I actually think that the mine needs to be buffed, while the manufacturing should stay as is. An upgraded building is/will be twice as good as the base version, in exchange for one rare resource upkeep. As such, each rare resource is effectively a building slot. A building which takes up a slot but generated two resources is net +1 building slot, or +2 if you have the bonuses to get up to 3 production.

In the current version the best place for refineries was on rural worlds, as they had plenty of pops but not very many buildings that need to be built. In the upcoming version, with pops no longer directly giving building slots, the best places for refineries will be ecumenopoli and habitats, I suspect.
 
Out of curiosity, Devs (@Eladrin, @Alfray Stryke , etc), are there any significant changes to the buildings or tech that you showed us in the dev diaries for the new economic system since you showed them off in early November? I'd be particularly interested if there are any changes that you would like to share that were made due to player feedback in this thread (and the insight into the thought processes of design involving incorporating them might also be interesting).

By the way, have you done anything with the Economy of Scale tech line? As has been pointed out, due to how additive modifiers work at least in the current version of Stellaris, the techs as they worked when last shown to us, would have increased raw production while significantly decreasing efficiency, which really goes against what you would tend to expect an economy of scale doing. It was suggested at the time that multiplicative effects on throughput might capture the intended effect better while avoiding this perhaps unintentional negative side-effect.
 
Out of curiosity, Devs (@Eladrin, @Alfray Stryke , etc), are there any significant changes to the buildings or tech that you showed us in the dev diaries for the new economic system since you showed them off in early November? I'd be particularly interested if there are any changes that you would like to share that were made due to player feedback in this thread (and the insight into the thought processes of design involving incorporating them might also be interesting).

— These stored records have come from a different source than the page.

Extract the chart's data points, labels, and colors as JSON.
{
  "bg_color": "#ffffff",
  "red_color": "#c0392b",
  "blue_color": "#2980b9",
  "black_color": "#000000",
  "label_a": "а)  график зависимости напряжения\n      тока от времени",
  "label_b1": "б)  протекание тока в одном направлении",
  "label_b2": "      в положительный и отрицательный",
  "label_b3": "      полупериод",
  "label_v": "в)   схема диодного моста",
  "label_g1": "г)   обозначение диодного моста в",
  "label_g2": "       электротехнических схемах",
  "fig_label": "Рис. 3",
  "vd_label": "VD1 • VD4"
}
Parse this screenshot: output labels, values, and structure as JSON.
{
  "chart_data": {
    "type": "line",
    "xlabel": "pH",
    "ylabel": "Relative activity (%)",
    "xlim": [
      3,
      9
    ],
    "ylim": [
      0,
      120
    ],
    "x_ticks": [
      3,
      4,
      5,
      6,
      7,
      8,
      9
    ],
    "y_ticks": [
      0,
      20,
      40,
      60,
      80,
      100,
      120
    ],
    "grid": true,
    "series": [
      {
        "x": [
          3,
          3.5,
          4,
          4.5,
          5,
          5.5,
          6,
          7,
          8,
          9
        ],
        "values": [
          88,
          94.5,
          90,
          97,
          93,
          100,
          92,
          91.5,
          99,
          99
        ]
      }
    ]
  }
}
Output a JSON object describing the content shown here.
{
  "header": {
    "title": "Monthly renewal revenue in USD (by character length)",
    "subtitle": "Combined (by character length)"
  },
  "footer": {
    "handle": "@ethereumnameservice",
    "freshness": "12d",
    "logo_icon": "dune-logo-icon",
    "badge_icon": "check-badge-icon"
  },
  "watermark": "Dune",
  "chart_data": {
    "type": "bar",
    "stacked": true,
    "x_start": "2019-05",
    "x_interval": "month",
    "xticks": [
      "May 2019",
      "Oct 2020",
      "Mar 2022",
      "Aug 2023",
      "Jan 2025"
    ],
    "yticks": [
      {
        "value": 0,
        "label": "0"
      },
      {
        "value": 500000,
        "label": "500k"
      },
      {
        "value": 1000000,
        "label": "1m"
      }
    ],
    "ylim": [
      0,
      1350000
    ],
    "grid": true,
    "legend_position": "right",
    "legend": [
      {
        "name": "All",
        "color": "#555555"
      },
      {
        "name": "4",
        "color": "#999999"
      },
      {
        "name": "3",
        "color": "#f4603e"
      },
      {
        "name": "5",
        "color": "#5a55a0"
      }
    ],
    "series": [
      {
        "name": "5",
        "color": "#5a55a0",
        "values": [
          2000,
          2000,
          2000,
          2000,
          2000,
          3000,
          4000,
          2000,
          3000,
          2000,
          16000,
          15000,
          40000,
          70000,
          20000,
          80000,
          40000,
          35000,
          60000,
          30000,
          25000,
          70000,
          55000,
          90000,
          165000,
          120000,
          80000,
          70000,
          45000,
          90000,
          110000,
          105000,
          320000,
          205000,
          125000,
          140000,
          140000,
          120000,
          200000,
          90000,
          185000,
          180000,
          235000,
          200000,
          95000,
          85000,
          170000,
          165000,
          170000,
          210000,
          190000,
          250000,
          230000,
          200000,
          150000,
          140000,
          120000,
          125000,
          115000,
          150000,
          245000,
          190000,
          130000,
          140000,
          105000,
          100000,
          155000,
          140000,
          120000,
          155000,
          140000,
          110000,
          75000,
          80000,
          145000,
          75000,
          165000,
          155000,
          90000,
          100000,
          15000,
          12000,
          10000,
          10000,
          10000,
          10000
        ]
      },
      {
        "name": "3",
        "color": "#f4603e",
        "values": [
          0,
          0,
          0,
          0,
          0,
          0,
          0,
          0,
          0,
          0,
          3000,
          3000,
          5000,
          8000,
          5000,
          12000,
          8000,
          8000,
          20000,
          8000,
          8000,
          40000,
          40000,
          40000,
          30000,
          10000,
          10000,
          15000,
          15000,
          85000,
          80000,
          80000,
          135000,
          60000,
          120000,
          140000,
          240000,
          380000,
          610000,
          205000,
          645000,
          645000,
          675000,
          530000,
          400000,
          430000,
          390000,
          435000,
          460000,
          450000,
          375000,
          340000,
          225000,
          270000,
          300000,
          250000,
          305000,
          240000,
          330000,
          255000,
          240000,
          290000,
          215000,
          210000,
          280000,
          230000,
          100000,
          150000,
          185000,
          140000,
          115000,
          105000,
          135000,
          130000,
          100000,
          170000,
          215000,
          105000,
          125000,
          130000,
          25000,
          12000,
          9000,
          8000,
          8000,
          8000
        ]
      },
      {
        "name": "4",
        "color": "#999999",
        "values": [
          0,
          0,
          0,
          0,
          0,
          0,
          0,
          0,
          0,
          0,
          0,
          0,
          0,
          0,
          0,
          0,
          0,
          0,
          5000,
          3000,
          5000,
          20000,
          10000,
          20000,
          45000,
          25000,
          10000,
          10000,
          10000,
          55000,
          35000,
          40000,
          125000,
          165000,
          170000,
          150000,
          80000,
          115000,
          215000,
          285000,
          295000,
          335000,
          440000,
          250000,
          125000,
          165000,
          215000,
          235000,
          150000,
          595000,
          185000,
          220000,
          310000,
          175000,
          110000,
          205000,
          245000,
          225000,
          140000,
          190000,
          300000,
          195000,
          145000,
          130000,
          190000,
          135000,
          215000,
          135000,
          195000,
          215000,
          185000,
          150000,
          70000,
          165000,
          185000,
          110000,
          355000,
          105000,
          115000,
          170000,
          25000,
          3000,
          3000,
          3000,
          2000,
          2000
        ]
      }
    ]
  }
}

By the way, have you done anything with the Economy of Scale tech line? As has been pointed out, due to how additive modifiers work at least in the current version of Stellaris, the techs as they worked when last shown to us, would have increased raw production while significantly decreasing efficiency, which really goes against what you would tend to expect an economy of scale doing. It was suggested at the time that multiplicative effects on throughput might capture the intended effect better while avoiding this perhaps unintentional negative side-effect.
I did the math out in another thread. Even with ridiculous late game bonuses of +300% production to miners and researchers, it's still beneficial. For more reasonable situations or for other resources which don't get those insane bonuses, it's even more so. It's slightly decreased efficiency for decently increased throughput, and considering that pops are the major limiter in Stellaris throughput is what you want.